Most were on foot. None tried to flee. All were killed in places where they should have been safe—at home, in a car, on a sidewalk, in a park. And in each case, the officer’s fear became a defense, the deaths transformed into footnotes in the story of danger police claim to face.

But for Black Americans, this is not just a pattern; it is a prophecy. A grim, predictable cycle where every encounter with police is a test of survival. Where the officer’s fear is a weapon, and their own fear is a threat. And Kavanaugh’s concurrence gives that fear muscle. It pathologizes flight, turning the desperate decision to run—often a product of fear—into evidence of criminality. It insists that fleeing an encounter with police is itself proof of guilt, that hesitation is a sign of aggression, and that killing becomes a reflex.

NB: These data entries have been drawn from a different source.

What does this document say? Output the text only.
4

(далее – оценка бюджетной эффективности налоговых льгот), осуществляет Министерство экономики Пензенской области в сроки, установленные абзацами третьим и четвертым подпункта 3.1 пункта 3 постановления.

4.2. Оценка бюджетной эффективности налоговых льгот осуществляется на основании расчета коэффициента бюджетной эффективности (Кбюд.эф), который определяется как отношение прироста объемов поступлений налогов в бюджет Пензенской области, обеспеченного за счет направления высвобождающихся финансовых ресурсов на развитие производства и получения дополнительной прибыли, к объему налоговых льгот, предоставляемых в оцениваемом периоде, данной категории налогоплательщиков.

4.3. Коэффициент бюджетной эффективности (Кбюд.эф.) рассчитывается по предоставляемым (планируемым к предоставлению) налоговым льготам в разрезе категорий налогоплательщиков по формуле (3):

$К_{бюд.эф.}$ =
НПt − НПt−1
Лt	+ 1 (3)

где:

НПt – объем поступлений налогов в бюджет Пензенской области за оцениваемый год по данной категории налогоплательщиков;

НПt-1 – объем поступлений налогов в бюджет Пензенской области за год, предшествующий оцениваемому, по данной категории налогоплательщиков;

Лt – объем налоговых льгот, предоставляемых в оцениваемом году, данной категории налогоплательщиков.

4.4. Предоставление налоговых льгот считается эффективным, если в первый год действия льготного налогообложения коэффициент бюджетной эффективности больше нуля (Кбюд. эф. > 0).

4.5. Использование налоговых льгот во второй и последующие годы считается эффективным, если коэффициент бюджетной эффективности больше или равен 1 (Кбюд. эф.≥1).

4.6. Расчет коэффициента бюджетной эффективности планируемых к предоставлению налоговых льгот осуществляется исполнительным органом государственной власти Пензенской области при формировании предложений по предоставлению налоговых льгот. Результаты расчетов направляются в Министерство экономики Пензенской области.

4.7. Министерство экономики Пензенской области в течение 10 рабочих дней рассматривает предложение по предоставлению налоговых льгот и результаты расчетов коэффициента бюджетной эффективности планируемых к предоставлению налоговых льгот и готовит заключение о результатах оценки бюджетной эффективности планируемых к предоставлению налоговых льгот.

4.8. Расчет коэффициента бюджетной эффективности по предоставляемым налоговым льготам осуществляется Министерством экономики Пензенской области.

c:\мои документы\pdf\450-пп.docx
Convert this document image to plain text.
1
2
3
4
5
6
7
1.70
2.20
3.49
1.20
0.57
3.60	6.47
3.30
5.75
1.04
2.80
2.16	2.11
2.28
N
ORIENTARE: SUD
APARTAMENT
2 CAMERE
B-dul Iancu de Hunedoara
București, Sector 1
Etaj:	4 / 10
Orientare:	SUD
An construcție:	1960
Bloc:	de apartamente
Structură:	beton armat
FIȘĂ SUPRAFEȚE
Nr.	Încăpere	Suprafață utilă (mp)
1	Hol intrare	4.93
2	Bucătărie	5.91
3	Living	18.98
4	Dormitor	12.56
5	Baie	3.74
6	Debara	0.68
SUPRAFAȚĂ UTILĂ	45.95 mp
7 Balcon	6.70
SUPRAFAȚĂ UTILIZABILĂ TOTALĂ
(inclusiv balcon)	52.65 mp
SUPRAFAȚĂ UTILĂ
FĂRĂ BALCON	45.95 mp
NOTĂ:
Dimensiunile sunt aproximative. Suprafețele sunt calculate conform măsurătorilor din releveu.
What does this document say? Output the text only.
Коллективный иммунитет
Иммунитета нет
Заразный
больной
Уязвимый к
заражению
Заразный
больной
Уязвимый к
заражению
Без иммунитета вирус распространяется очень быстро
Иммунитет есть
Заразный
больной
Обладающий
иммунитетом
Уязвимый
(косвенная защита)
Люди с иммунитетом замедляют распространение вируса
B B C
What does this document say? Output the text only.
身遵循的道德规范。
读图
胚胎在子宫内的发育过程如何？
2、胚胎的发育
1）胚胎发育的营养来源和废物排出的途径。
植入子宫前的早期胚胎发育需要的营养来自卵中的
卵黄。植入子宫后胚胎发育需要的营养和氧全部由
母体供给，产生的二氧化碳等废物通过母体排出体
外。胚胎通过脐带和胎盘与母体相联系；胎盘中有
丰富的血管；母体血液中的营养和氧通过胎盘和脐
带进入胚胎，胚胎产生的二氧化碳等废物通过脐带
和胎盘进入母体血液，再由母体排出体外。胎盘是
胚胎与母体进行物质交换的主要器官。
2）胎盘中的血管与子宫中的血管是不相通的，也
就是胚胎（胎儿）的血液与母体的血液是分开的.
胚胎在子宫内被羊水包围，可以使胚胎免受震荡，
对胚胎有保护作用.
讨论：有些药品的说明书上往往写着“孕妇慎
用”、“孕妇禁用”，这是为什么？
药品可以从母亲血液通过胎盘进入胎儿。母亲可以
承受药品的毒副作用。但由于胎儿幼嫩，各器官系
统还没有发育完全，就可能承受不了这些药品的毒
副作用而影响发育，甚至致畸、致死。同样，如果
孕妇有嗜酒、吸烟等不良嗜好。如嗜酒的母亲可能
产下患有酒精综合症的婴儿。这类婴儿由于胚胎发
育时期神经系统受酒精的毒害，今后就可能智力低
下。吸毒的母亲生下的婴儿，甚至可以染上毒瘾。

He writes of the dangers officers face but never asks why so many Black Americans flee. Not because they are guilty, but because they know that even the most routine stop can become a death sentence. They know that even their silence can be seen as defiance, their compliance as threat. They know that mere dignity can be dangerous.

And for Black families, the fear is not theoretical. It is a shadow that falls over every goodbye. It is the mothers who teach their sons how to speak softly, how to keep their hands visible, how to survive a police encounter without becoming a hashtag. It is the daughters who learn to keep their eyes forward, to say “Yes, sir” and “No, sir” even when they are afraid. It is the wives who pray when the door closes, the fathers who watch the clock, the children who wait for the sound of a key in the lock, hoping that this time their loved one will come home.

But Kavanaugh has no pages for them. No pages for the dead. He devotes paragraph after paragraph to the dangers officers face, spinning a story of chaos and threat, but his vision is a tunnel.

And this is where Barnes v. Felix—a unanimous decision that seemed to restore the promise of the “totality of the circumstances”—becomes something troubling. Because even in a case in which the court unanimously struck down a doctrine that blinded judges to context, four justices went out of their way to speak for police, to tell a story of fear, to plant a flag for a future in which officer anxiety becomes the measure of reasonableness under a framework they insisted needed restoration.

The totality-of-the-circumstances test, though, has always required courts to consider the officer’s perspective. The standard is already built around the officer’s view of events, and yet four justices felt compelled to carve out a separate space for officer fear, as though that fear might be forgotten.

Why add this unnecessary flourish? Because the concurrence is not just a reflection on the facts of Barnes v. Felix; it is a promise that even in a test meant to measure context, the law will always tilt toward the badge.